中国出身の女性が愛媛県西予市に移住し、農家民宿の準備を進めています。再生した古民家で田舎暮らしの豊かさを提案します。
西予市三瓶町蔵貫にある1軒の家。敷地には屋根よりも高い立派な柑きつの橙(だいだい)の木があり、年季を感じさせます。
この家を購入したのは、中国出身の吉原学軍さん(61)。夫の実家がある三瓶町に移住しました。
家は壁を塗りかえ畳を新しくするなどリフォームしているものの、実は明治元年に建てられた築160年の古民家。天井は板を取り払い、立派な梁が広がります。
吉原学軍さん:
「梁は見えなかったんですよ。もともとは低い天井があって。古民家だったら梁を見せないと意味がないと思って、大工さんは嫌がりました。ほこりがいっぱいあって、きたないので」
天井裏から現れた梁は160年前の立派な物。ワックスで磨いてピカピカにしたといいます。
吉原さん:
「この梁と柱の組み合わせとか、梁の色と壁の白色の対照的なのがいいし、この複雑な天井の梁の組み合わせがすごく好きです」
吉原さんは以前から日本の古民家に興味があり、再生させたこの家で3月から農家民宿を始めます。家の外には離れの納屋があり、ワラで作った入れ物などの古い農作用の道具がそのまま残っています。宿泊した人たちにはこれらの道具を使ってもらい、昔の農業を体験してもらうことも考えています。

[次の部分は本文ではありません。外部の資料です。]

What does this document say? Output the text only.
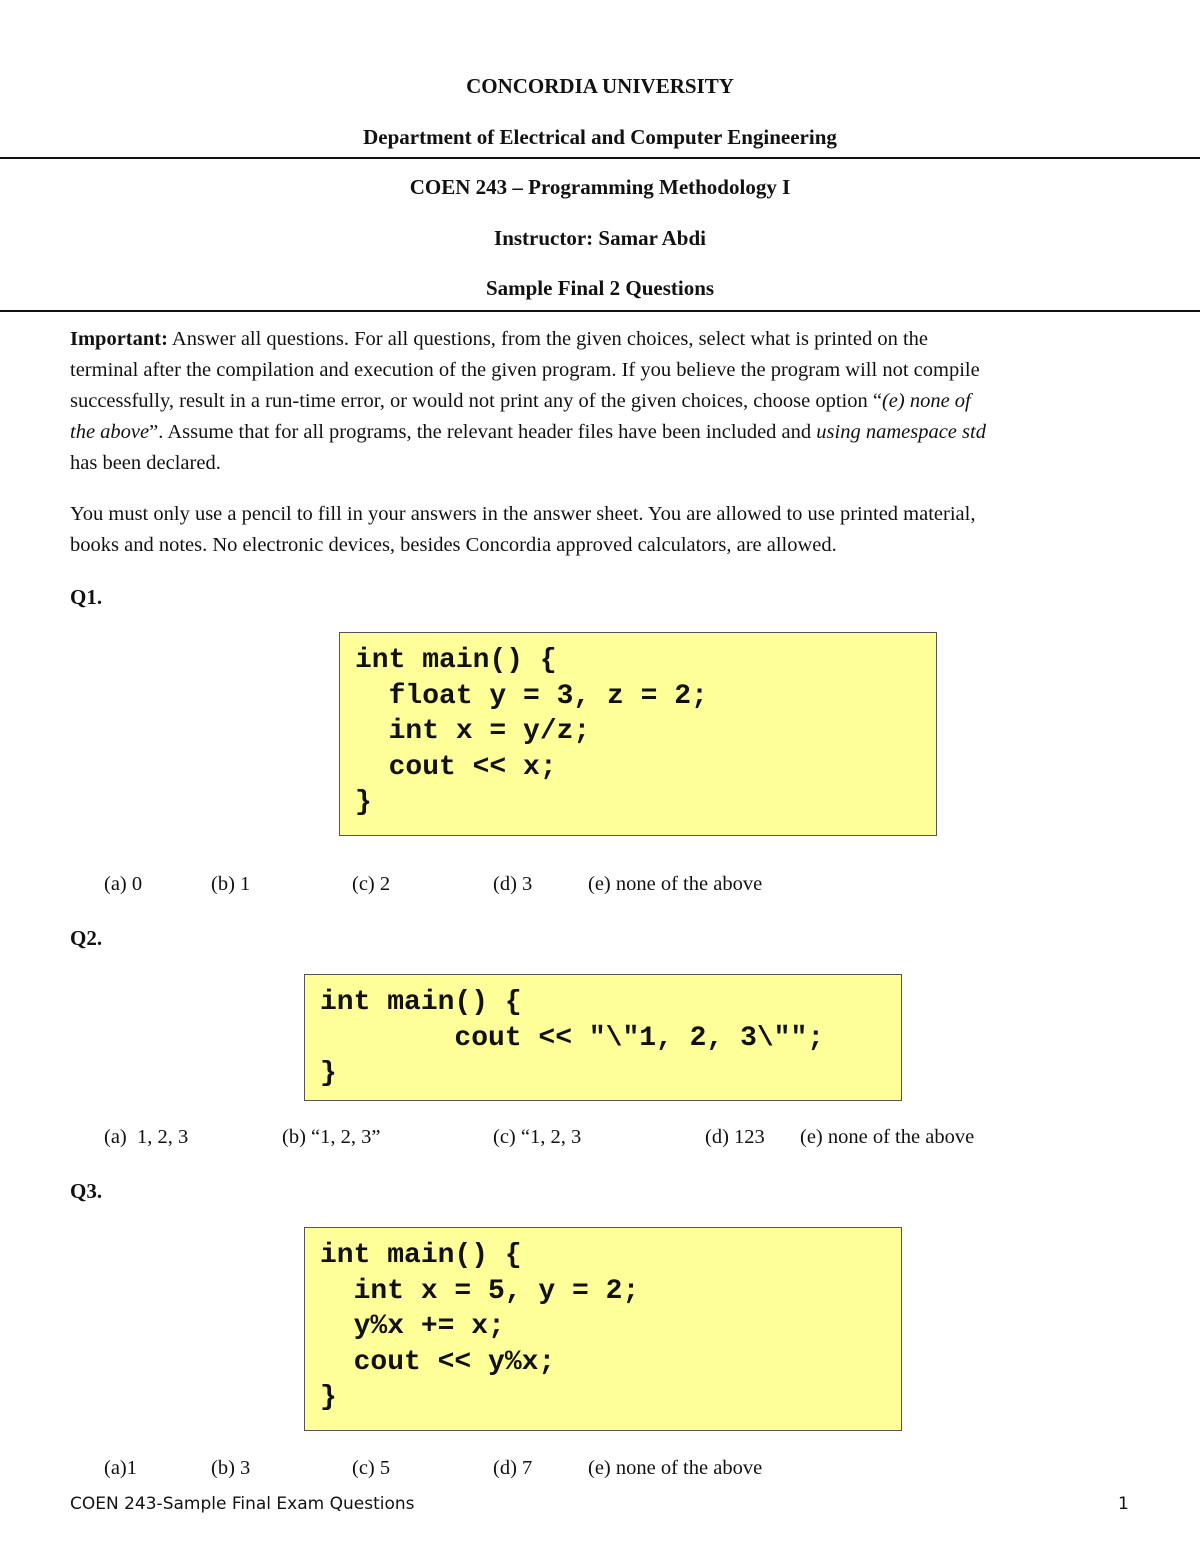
CONCORDIA UNIVERSITY
Department of Electrical and Computer Engineering
COEN 243 – Programming Methodology I
Instructor: Samar Abdi
Sample Final 2 Questions
Important: Answer all questions. For all questions, from the given choices, select what is printed on the
terminal after the compilation and execution of the given program. If you believe the program will not compile
successfully, result in a run-time error, or would not print any of the given choices, choose option “(e) none of
the above”. Assume that for all programs, the relevant header files have been included and using namespace std
has been declared.
You must only use a pencil to fill in your answers in the answer sheet. You are allowed to use printed material,
books and notes. No electronic devices, besides Concordia approved calculators, are allowed.
Q1.
int main() {
float y = 3, z = 2;
int x = y/z;
cout << x;
}
(a) 0	(b) 1	(c) 2	(d) 3	(e) none of the above
Q2.
int main() {
cout << "\"1, 2, 3\"";
}
(a)  1, 2, 3	(b) “1, 2, 3”	(c) “1, 2, 3	(d) 123 (e) none of the above
Q3.
int main() {
int x = 5, y = 2;
y%x += x;
cout << y%x;
}
(a)1	(b) 3	(c) 5	(d) 7	(e) none of the above
COEN 243-Sample Final Exam Questions	1
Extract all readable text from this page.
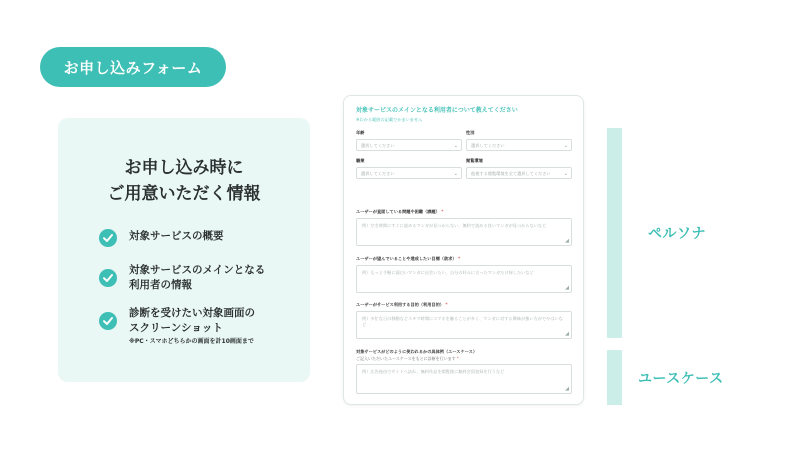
お申し込みフォーム
お申し込み時に
ご用意いただく情報
対象サービスの概要
対象サービスのメインとなる
利用者の情報
診断を受けたい対象画面の
スクリーンショット
※PC・スマホどちらかの画面を計10画面まで
対象サービスのメインとなる利用者について教えてください
※わかる範囲の記載でかまいません
年齢
選択してください	⌄
性別
選択してください	⌄
職業
選択してください	⌄
閲覧環境
他使する閲覧環境を全て選択してください	⌄
ユーザーが直面している問題や困難（課題） *
例）空き時間にすぐに読めるマンガが見つからない、無料で読める良いマンガが見つからないなど
◢
ユーザーが望んでいることや達成したい目標（欲求） *
例）もっと手軽に面白いマンガに出会いたい、自分の好みに合ったマンガだけ探したいなど
◢
ユーザーがサービス利用する目的（利用目的） *
例）多忙な日の移動などスキマ時間にスマホを触ることが多く、マンガに対する興味が強い方がでやはいなど
◢
対象サービスがどのように使われるかの具体例（ユースケース）
ご記入いただいたユースケースをもとに診断を行います *
例）広告経由でサイトへ訪れ、無料作品を閲覧後に無料会員登録を行うなど
◢
ペルソナ
ユースケース
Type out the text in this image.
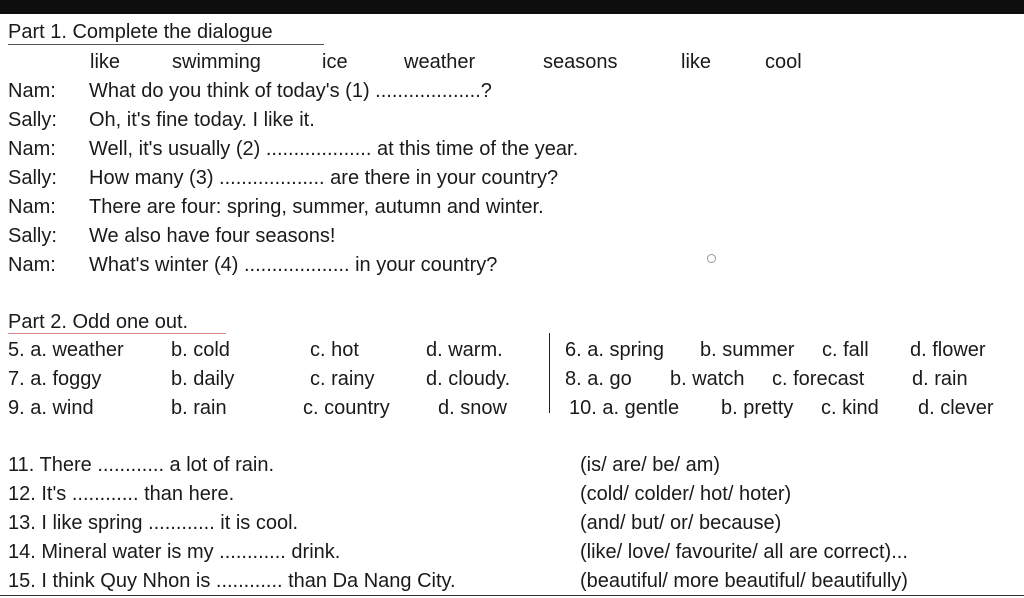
Part 1. Complete the dialogue
like	swimming	ice	weather	seasons	like	cool
Nam: What do you think of today's (1) ...................?
Sally: Oh, it's fine today. I like it.
Nam: Well, it's usually (2) ................... at this time of the year.
Sally: How many (3) ................... are there in your country?
Nam: There are four: spring, summer, autumn and winter.
Sally: We also have four seasons!
Nam: What's winter (4) ................... in your country?
Part 2. Odd one out.
5. a. weather b. cold	c. hot	d. warm.
7. a. foggy	b. daily	c. rainy	d. cloudy.
9. a. wind	b. rain	c. country d. snow
6. a. spring b. summer c. fall d. flower
8. a. go b. watch c. forecast d. rain
10. a. gentle b. pretty c. kind d. clever
11. There ............ a lot of rain.	(is/ are/ be/ am)
12. It's ............ than here.	(cold/ colder/ hot/ hoter)
13. I like spring ............ it is cool.	(and/ but/ or/ because)
14. Mineral water is my ............ drink.	(like/ love/ favourite/ all are correct)...
15. I think Quy Nhon is ............ than Da Nang City.	(beautiful/ more beautiful/ beautifully)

この日は近くに住む女性が訪ねてきました。吉原さんがこの家を購入してから行動力は「速攻型」と驚き、「地域が元気になっていい」と喜んでいます。
近所の女性:
「よくなった、天井がなくなって。」
吉原さん:
「そうでしょ、この間190センチの外人が来た。高い人来ても大丈夫」
農家民宿のオープンを前に、去年は横浜や埼玉から3組の修学旅行生を受け入れ。山と海に囲まれたこの場所で、農作業や釣り、郷土料理づくりなど自然を満喫して欲しいと話します。
吉原さん:
「特に都会から来た若い人たちや仕事に疲れた人に来て欲しくて。自然を十分楽しめるのもあるし、のんびりリラックスして田舎の生活体験とか。あと外国人の観光客も」
これからは、田舎の暮らし体験や伝統文化に興味がある人が愛媛に来ると予想しています。
西予市に移住した中国出身女性の新たな挑戦。築160年の古民家を再生させた農家民宿は4月オープンを予定しています。